Ripley Corp S.A.
- Company type: Sociedad Anónima
- Traded as: BCS: RIPLEY
- Industry: Retail & Financial services
- Founded: 1956
- Headquarters: Santiago, Chile
- Areas served: Chile; Peru;
- Key people: Felipe Lamarca Claro, (Chairman) Claudio Calderón Volochinsky, (CEO)
- Products: Department Store Banking Credit Shopping mall
- Revenue: US$ 2.5 billion (2012)
- Net income: US$ 77.1 million (2012)
- Website: www.ripley.cl

= Ripley S.A. =

Chilean management company

Ripley S. A. is a Chilean department store, financial services, and shopping malls management company.

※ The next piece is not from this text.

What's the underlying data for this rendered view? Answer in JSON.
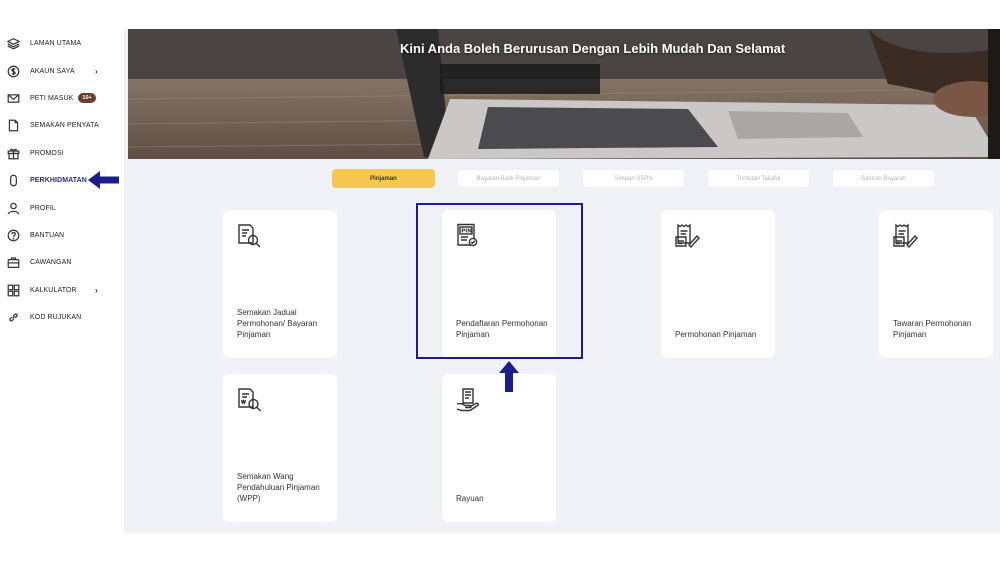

Ripley is headquartered in Santiago, Chile and also has operations in Peru since 1997 and formerly operated in Colombia since 2014 to 2016.

Ripley has 67 stores, with 38 in Chile and 29 in Peru. In the financial sector it operates a bank under the Banco Ripley brand and manages credit lines through its Tarjeta Ripley cards. The company manages six shopping malls, three in Chile and four in Peru.

Ripley's main competitors are Paris, Falabella and Hites all operating similar shopping and lending ventures in the Chilean market.